2020年6月第165号|6|事業継承問題|

皆さんこんにちは。
今回は事業承継の一つである従業員(社員)承継について解説していきます。

従業員承継とは、その名の通り会社を役員や従業員に承継させることをいいます。近年では、息子や親族に承継させる親族内承継は減少傾向にありますが、逆にこの従業員承継は増加傾向にあります。その理由としては、①素質のある人を幅広く選定することが出来る②会社のことを理解している人に承継してもらえる③他の社員や取引先の理解を得やすいといった点が挙げられます。
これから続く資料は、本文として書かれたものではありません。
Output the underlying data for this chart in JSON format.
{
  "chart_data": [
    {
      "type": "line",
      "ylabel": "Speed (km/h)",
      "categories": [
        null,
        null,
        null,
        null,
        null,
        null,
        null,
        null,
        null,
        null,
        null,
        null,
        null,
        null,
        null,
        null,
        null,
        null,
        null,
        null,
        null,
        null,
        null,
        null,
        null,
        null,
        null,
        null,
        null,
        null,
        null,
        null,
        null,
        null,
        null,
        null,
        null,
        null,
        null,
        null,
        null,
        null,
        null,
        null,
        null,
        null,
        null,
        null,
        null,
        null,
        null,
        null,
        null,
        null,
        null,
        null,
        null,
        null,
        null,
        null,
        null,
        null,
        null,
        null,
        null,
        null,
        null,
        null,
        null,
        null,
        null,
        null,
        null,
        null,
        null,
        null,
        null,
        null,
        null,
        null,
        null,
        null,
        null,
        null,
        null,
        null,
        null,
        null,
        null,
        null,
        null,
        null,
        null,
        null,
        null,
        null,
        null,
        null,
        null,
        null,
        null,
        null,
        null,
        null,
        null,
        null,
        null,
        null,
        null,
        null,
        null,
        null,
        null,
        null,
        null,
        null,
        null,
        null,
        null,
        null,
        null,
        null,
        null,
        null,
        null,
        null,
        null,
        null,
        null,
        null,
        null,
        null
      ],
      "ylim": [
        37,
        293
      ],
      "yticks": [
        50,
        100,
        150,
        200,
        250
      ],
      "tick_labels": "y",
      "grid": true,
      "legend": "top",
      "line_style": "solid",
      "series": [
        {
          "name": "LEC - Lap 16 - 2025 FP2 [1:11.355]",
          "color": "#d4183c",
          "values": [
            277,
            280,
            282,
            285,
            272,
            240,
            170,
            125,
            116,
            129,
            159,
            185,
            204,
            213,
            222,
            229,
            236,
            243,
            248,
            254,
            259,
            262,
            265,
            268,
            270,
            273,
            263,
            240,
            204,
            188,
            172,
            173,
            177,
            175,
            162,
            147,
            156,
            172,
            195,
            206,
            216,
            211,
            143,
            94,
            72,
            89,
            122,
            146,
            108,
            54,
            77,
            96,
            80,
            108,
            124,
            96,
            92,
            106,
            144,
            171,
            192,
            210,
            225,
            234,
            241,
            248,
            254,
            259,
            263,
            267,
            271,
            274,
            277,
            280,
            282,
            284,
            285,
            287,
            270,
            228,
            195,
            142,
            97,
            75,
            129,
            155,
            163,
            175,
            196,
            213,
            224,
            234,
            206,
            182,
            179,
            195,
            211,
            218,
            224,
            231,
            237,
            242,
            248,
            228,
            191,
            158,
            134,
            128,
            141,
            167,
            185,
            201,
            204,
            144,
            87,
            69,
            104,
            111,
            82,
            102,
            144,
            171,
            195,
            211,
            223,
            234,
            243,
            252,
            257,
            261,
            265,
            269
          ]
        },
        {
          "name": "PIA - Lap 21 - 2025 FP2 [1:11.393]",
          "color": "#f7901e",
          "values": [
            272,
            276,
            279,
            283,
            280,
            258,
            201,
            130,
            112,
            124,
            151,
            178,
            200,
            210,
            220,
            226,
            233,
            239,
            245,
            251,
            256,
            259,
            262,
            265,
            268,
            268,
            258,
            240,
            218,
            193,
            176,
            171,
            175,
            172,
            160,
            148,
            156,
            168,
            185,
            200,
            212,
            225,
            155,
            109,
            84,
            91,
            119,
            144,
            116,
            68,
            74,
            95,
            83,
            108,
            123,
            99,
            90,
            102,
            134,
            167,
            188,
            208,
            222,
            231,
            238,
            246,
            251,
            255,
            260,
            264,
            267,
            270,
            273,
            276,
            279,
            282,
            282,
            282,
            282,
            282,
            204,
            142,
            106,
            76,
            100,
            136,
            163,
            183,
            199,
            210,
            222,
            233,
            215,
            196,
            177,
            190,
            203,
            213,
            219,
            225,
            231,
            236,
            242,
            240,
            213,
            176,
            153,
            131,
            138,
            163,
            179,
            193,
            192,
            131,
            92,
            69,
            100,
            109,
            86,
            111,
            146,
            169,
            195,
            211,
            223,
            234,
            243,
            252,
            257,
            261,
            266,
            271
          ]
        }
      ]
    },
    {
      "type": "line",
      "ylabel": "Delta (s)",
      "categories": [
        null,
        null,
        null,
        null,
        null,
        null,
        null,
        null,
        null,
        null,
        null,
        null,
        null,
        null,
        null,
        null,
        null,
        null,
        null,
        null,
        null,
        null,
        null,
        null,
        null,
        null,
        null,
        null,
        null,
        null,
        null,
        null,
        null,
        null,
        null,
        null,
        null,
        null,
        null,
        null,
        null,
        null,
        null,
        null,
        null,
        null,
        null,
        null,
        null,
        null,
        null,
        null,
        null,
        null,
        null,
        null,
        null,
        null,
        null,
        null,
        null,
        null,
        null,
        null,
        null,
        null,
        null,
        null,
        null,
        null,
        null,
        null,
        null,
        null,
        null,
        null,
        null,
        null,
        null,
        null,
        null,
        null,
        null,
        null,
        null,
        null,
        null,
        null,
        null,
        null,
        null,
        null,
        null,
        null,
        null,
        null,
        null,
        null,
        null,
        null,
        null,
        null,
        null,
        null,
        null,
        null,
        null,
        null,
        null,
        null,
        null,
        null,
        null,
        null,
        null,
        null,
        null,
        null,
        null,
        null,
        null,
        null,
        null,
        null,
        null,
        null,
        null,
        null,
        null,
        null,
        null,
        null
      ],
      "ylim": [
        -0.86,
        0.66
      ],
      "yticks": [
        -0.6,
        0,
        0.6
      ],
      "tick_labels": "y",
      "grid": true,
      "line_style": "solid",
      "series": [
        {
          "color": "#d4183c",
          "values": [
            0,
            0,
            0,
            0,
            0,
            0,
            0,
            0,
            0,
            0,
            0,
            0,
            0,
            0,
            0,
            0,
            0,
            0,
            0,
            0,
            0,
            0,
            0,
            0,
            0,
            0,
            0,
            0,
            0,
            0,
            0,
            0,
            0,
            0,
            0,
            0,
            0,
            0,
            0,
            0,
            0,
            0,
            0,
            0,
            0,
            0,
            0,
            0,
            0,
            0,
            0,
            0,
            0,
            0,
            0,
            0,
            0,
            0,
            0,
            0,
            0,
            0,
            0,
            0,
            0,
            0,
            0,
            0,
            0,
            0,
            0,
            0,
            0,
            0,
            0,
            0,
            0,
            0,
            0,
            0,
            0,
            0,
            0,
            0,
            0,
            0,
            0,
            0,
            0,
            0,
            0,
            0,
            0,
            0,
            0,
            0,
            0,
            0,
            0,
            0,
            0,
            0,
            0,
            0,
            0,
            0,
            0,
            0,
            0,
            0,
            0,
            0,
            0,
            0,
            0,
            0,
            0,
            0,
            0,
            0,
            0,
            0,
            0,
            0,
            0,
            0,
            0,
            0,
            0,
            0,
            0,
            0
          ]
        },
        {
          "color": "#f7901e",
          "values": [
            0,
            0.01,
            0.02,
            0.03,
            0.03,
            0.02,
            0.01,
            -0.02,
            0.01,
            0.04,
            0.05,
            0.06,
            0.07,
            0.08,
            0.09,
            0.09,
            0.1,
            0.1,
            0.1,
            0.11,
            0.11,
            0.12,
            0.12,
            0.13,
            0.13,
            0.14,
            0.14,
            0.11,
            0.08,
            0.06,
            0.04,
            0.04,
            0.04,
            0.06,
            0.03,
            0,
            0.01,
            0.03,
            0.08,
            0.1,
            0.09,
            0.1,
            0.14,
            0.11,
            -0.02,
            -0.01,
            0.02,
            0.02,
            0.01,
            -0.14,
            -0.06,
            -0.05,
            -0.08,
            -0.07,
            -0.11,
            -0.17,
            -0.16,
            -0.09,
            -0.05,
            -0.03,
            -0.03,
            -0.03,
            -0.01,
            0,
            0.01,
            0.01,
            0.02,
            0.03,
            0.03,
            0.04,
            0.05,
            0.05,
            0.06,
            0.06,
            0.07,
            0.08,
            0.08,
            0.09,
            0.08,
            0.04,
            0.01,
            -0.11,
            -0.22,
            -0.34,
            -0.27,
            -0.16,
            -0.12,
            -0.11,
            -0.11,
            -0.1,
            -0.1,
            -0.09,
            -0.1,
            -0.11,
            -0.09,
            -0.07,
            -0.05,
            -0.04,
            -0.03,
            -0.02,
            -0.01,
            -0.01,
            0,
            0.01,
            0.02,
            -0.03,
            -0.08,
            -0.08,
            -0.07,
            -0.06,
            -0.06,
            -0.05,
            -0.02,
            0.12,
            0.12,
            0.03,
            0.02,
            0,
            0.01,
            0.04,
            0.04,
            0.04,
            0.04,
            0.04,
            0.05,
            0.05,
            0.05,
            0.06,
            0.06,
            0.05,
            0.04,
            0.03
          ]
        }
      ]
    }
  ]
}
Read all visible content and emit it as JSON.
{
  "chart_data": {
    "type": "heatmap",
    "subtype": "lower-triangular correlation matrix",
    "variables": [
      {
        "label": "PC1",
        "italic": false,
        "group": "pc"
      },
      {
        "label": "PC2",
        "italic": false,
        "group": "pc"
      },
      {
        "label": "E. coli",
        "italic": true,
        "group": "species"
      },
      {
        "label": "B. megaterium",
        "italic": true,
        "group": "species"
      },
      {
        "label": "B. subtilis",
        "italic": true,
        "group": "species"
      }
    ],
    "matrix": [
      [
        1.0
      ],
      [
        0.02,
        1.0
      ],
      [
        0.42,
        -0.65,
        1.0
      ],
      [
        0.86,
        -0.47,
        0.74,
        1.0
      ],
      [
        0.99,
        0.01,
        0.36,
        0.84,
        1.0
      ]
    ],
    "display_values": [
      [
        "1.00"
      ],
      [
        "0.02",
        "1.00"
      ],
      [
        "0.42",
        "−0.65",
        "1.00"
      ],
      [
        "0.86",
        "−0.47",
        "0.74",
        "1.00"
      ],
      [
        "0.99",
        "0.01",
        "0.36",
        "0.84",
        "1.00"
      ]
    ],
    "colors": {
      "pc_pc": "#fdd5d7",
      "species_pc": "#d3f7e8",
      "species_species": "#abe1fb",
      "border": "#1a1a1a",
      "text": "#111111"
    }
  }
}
デメリットとしては、株式譲渡の対価の問題が出てくる可能性が高いことや会社を理解していることの裏返しで、会社が発展しない可能性もあることが挙げられます。

<実際に事業承継する際の流れ>

①会社の状況を把握し候補者を選定する

まずは会社の置かれた状況をもう一度把握することから始めます。その後、後継者候補を選定していくことになりますが、共同創業者・他の役員・素質のある社員等といったところが候補になるでしょう。

②候補者の育成と周知

候補者として選定された人でも初めから会社経営をする能力は無いので、経営者としての育成をする必要があります。多くの実務経験を積ませることが大切です。

また事前に会社内・会社外に周知することも必要です。周知するタイミングは早すぎたり遅すぎたりしないことが重要ですので、慎重に見計らいましょう。

③株式の移転と業務の引継ぎ

従業員に会社を継がせる場合でも、基本的には株式の移転を行います。株式の移転には①対価を払ってもらう譲渡②無償で譲る贈与③現経営者が亡くなった時に移転させる遺贈があります。

最後には経営者が行っている業務の引継ぎをすべて終了したら、事業承継は完了となります。

株式の移転等、事業承継には税務上の留意点がたくさんあります。膨大なプロセスが必要な事業承継を経営者のみで行うことは非効率であり、様々なリスクも抱えることになりますので、税理士等の専門家と一緒になって考えていくことが大切です。